Now‚ 25 years have passed. Tommy entered immortality on July 4‚ 2023. That horrible day‚ much of me died as well. So‚ Sandpoint has never been quite the same.
I cannot tell you just what a gash losing your one and only son causes in your life. Many years ago when both my Pop and I worked together at the White House for the Peacemaker‚ Richard Nixon‚ I asked my father for an obscure statistic. “Please only do it if you have nothing more important to do this afternoon‚” I told Pop.
He smiled at me and in one drag inhaled his Marlboro so deeply that he turned half of it to ash. “What do you think I have to do that’s more important than helping my one and only son?” he asked‚ and then he stood up from his brown leather chair and hugged me.
I tried to follow that general principle with Tommy for all of his life.
I follow it with my wife and my closest friends so far‚ and it’s been a pleasure. I followed it with my father and sat by his bedside at the Washington Hospital Center in 1999 for eight weeks until he expired‚ with my sister and I holding his hands and reading the Psalms to him. I try to do it with my glorious wifey every day. She is a Goddess‚ and if I don’t act upon that truth I am a fool to live. I often fail‚ and I am ashamed about it.
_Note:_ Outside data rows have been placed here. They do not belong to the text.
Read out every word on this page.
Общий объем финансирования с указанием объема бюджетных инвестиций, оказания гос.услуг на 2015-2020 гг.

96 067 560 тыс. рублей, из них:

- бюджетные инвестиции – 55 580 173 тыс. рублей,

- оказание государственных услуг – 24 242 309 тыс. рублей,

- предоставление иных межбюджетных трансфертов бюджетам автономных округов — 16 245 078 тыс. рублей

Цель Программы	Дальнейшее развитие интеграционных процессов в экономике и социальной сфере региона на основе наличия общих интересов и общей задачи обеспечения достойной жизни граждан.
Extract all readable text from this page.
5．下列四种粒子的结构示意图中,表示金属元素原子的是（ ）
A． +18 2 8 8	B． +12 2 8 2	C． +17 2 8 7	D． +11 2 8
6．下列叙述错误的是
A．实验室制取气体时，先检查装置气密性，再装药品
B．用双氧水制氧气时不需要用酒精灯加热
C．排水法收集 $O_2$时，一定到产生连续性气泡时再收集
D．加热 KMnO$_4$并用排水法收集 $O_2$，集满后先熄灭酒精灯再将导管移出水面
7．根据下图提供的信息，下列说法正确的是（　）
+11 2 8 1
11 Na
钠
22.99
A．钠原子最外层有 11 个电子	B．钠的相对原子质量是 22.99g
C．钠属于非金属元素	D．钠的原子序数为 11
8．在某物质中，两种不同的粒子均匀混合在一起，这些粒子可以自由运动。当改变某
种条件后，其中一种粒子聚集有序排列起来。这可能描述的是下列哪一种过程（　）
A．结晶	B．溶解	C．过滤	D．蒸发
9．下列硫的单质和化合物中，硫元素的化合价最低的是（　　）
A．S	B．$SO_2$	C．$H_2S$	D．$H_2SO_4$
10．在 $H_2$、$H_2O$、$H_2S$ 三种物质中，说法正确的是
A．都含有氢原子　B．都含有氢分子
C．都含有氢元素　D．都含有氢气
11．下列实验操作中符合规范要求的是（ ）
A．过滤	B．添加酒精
Now‚ I am leaving the home where Tommy and I lived out so much of his childhood. I hurt all over keenly from that truth. I will never again be young. I will never again have a son young enough to hide behind a parked car at midnight and hurl snowballs at me.
“Life goes by pretty quick. If you don’t slow down and look around‚ you might just miss it.”
Ferris Bueller said that‚ and of course he was right.
Now‚ I live a life of astonishing privilege. Part of that‚ a huge part‚ was having Tommy for 37 years. I’ll be leaving my home here soon. But how long before we meet again. I’m 79. There are not many rivers to cross and to watch my son leaping into Priest Lake‚ swimming under my boat for an adventure as a bubble monster. Life goes by pretty quick. I make prime rib eye for my wife every evening‚ and it’s a privilege.